Comment by wvenable

4 years ago

> under what premise is it desirable that the government should mandate how companies design and sell products?

The premise that benefits individuals and society.

The government already mandates how companies design and sell products. This isn't a radical concept. The reason cars get safer and cleaner every year is due to government regulation. The reason that instant coffee cannot be more than 50% bugs and twigs is government regulation.

> If people don’t want to pay for gear that behaves in that way, they’re free to not buy it.

Or we could just regulate it and then this consumer-hostile issue wouldn't exist.

> Or we could just regulate it and then this consumer-hostile issue wouldn't exist.

But I specifically want a device that only runs code from another company.
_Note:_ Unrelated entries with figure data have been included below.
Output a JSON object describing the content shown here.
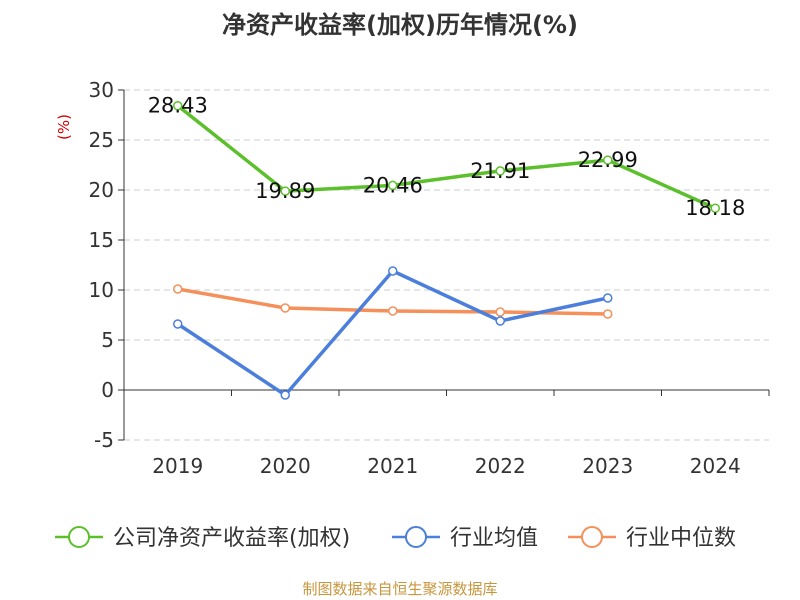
{
  "chart_data": {
    "type": "line",
    "title": "净资产收益率(加权)历年情况(%)",
    "ylabel": "(%)",
    "xlabel": "",
    "categories": [
      "2019",
      "2020",
      "2021",
      "2022",
      "2023",
      "2024"
    ],
    "ylim": [
      -5,
      30
    ],
    "yticks": [
      30,
      25,
      20,
      15,
      10,
      5,
      0,
      -5
    ],
    "grid": true,
    "legend_position": "bottom",
    "series": [
      {
        "name": "公司净资产收益率(加权)",
        "color": "#5cc02c",
        "values": [
          28.43,
          19.89,
          20.46,
          21.91,
          22.99,
          18.18
        ],
        "labels": [
          "28.43",
          "19.89",
          "20.46",
          "21.91",
          "22.99",
          "18.18"
        ]
      },
      {
        "name": "行业均值",
        "color": "#4c7fdb",
        "values": [
          6.6,
          -0.5,
          11.9,
          6.9,
          9.2,
          null
        ]
      },
      {
        "name": "行业中位数",
        "color": "#f5905a",
        "values": [
          10.1,
          8.2,
          7.9,
          7.8,
          7.6,
          null
        ]
      }
    ]
  },
  "source_text": "制图数据来自恒生聚源数据库",
  "colors": {
    "axis": "#333333",
    "grid": "#cccccc",
    "ylabel": "#cc0000",
    "source": "#c8963c"
  }
}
Why should the government say “only enterprises can establish this absolute security trust relationship with their hardware vendor”?

  • If changing this permission requires root access then malware can only access it after they have obtained root access to your machine basically after you have already lost.

    It this seems too insecure one could gate such a feature behind a physical switch on the device.

    If this is indeed still not secure enough one could require a physical switch AND a password or token ensuring that the person physically holding the device can still be restricted by the owner in case the two aren't one in the same while providing all owners absolute privilege on their own hardware.

Cars and coffee are regulated in ways that improve health and safety. What is the health and safety impact of not being able to run homebrew on my Nintendo Wii?

  • What about environmental and first-sale issues? I have a piece of hardware tied to a company that went out business and it no longer functions. So I'm both deprived of my device and it's now e-waste.

    Apple preventing repairs? John Deere preventing repairs? These have real-world impacts.